In contrast, the $41 billion ExxonMobil/XTO purchase may point to a new trend on the operator side as the majors look for growth domestically. The majors have been frozen out of global markets since national oil companies already control those assets. That leaves deepwater and the U.S. domestic space as the remaining two areas for meaningful growth. Several majors have abundant cash on hand and can add to their portfolios by writing a check to acquire key domestic independents, essentially buying their way into the unconventional space.
 
It appears public independents are ripe candidates as companies sell assets and reorganize. The Devon restructuring in which the company will sell offshore and international assets to focus on North American gas is one example, though the irony may be that Devon is restructuring itself into an attractive acquisition target.
 
But it doesn’t have to be big name deals. The $4.5 billion merger between Dallas-based Denbury Resources and Encore Acquisitions brought together two firms who were expanding CO2 tertiary recovery projects on the Texas/Louisiana Gulf Coast and in the northern Rockies.
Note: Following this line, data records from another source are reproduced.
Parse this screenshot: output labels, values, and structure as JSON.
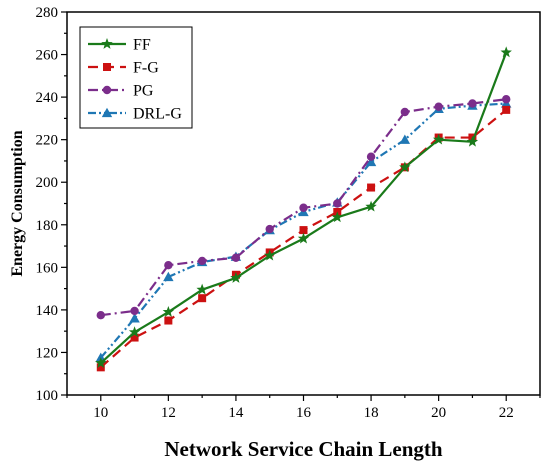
{
  "chart_data": {
    "type": "line",
    "title": "",
    "xlabel": "Network Service Chain Length",
    "ylabel": "Energy Consumption",
    "xlim": [
      9,
      23
    ],
    "ylim": [
      100,
      280
    ],
    "xticks": [
      10,
      12,
      14,
      16,
      18,
      20,
      22
    ],
    "yticks": [
      100,
      120,
      140,
      160,
      180,
      200,
      220,
      240,
      260,
      280
    ],
    "grid": false,
    "legend_position": "top-left",
    "x": [
      10,
      11,
      12,
      13,
      14,
      15,
      16,
      17,
      18,
      19,
      20,
      21,
      22
    ],
    "series": [
      {
        "name": "FF",
        "color": "#1a7a1a",
        "marker": "star",
        "dash": "solid",
        "values": [
          115,
          129.5,
          139,
          149.5,
          155,
          165.5,
          173.5,
          183.5,
          188.5,
          207,
          220,
          219,
          261
        ]
      },
      {
        "name": "F-G",
        "color": "#cc1111",
        "marker": "square",
        "dash": "dash",
        "values": [
          113,
          127,
          135,
          145.5,
          156.5,
          167,
          177.5,
          186,
          197.5,
          207,
          221,
          221,
          234
        ]
      },
      {
        "name": "PG",
        "color": "#7b2d8b",
        "marker": "circle",
        "dash": "dashdot",
        "values": [
          137.5,
          139.5,
          161,
          163,
          164.5,
          178,
          188,
          190,
          212,
          233,
          235.5,
          237,
          239
        ]
      },
      {
        "name": "DRL-G",
        "color": "#1f77b4",
        "marker": "triangle",
        "dash": "dashdotdot",
        "values": [
          117.5,
          136,
          155.5,
          162.5,
          165,
          177.5,
          186,
          190.5,
          209.5,
          220,
          234.5,
          236,
          237
        ]
      }
    ]
  }
}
The merger will create America’s largest independent oil producer when the deal closes in early 2010. It is of note that the deal focus is on oil, signaling that while gas shales generate headlines, attractive crude oil prices generate profit.
 
Other arguments supporting an increase in 2010 field activity are found in the behavior of oil and gas operators. Several have hedged 2010 production at prices above $6 per Mcf, which is well above deflating threshold economics in gas plays. A recent Credit Suisse study found that 44 percent of public operators in its coverage universe hedged for 2010, up from 40 percent in 2009.
 
Gas-directed rig count would have fallen as much as 300 units lower in 2009 had it not been for hedging, which supported drilling despite the collapse in commodity prices and is an important factor in why domestic gas production has not rolled over to the extent expected.
 
Additionally, operators have been able to raise money for capital spending through equity issuances earlier in 2009 while several executed successful joint ventures, trading acreage or well participation in shale plays for drilling cost carries. More recently, operators have completed, or are announcing, sales programs to monetize assets in non-core areas in order to redeploy cash into expensive growth projects, primarily in shale plays.
 
All those signs suggest the service industry will enter 2010 with a slight tail wind at its back, certainly a long-awaited improvement over a challenging 2009.